Patients with at least one of the following were considered positive:

  • an IOP greater than 25mm Hg in one or both eyes
  • suspected or evident glaucomatous optic disc, retinal nerve fiber defects or optic disc hemorrhages seen in the fundus photographs
  • exfoliation syndrome
  • manifest glaucoma in one or more first-degree relatives

The authors explain that “estimates of the length of the PCDP are important for early estimation of the expected effectiveness of screening, for decisions regarding optimum screening intervals, and for estimation of the amount of overdiagnosis.”1

They further elaborate that a shorter PCDP would indicate more rapid disease development into clinical stages, thus more frequent screening would be necessary to achieve the same effect. Seen here, though, is a longer PCDP, meaning only relatively infrequent screening would be necessary, about once every five years, the authors conclude. They also explain that an optimum interval between repeated screenings depends on age, sensitivity to screening, disease severity of interval cases and the mean PCDP.

With the practical application of this screening type still undecided, the authors note that “we have not tried to analyze whether screening is cost-effective, but our results suggest that screening for open angle glaucoma, if repeated, could be done with relatively long intervals.”1

The study conducted used data from a very specific cohort: an all-white Swedish population. This is one point that is emphasized by an invited commentator on the article, who points out that the age-dependent time course of open angle glaucoma will vary for other ethnic and racial groups.
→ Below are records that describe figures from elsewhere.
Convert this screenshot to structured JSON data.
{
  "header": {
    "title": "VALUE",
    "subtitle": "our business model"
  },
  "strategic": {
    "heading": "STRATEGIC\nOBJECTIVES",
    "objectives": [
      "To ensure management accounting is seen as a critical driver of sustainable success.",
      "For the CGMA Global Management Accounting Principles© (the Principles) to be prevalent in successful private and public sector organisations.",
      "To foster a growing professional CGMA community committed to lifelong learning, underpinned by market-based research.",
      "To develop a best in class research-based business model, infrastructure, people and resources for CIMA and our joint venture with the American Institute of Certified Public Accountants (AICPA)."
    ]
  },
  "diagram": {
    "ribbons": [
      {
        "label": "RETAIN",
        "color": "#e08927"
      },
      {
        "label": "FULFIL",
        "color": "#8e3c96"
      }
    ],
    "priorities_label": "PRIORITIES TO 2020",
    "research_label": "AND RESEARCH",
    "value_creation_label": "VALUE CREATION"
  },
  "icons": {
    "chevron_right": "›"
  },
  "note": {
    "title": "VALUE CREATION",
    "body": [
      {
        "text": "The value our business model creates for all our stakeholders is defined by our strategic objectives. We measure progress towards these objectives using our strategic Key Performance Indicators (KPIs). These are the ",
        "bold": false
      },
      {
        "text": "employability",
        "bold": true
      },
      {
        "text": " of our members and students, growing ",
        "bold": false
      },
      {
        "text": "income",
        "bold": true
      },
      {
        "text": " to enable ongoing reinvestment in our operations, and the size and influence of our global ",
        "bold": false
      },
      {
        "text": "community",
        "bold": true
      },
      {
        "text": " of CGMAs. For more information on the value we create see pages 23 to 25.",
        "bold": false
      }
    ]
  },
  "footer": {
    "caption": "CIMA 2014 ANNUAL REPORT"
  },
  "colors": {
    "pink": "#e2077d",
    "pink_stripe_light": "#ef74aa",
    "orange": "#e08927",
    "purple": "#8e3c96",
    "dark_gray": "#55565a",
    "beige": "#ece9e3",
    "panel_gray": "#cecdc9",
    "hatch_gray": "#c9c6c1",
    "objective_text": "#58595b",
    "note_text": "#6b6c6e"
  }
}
As well, almost 80% of the general population invited for screening in the study participated and, of those, all received care at one institution. The author of the commentary notes that this rate of adherence would not be expected in most cultures and that the comprehensive examinations given are not routine for eye care.

Despite its potentially limited generalization, the commentator still believes that “this is a helpful initial insight for our considering the value, frequency, content and appropriateness of using sophisticated approaches to screen for POAG.”2

Both authors of the original study and the commentary see usage of this early development as beneficial. The commentator simply adds that “similar data are needed on other populations, which will vary with the efficacy and use of routine, comprehensive eye care services […] the ethnic and racial incidence and course of POAG in those populations, their adherence to recommended screening programs and the cost and accuracy of such sophisticated screening in the local context.”2

1. Aspberg J, Heijl A, Bengtsson B. Estimating the length of the preclinical detectable phase for open-angle glaucoma. JAMA Ophthalmol. November 23, 2022. [Epub ahead of print].

2. Sommer A. Screening for primary open-angle glaucoma. JAMA Ophthalmol. November 23, 2022. [Epub ahead of print].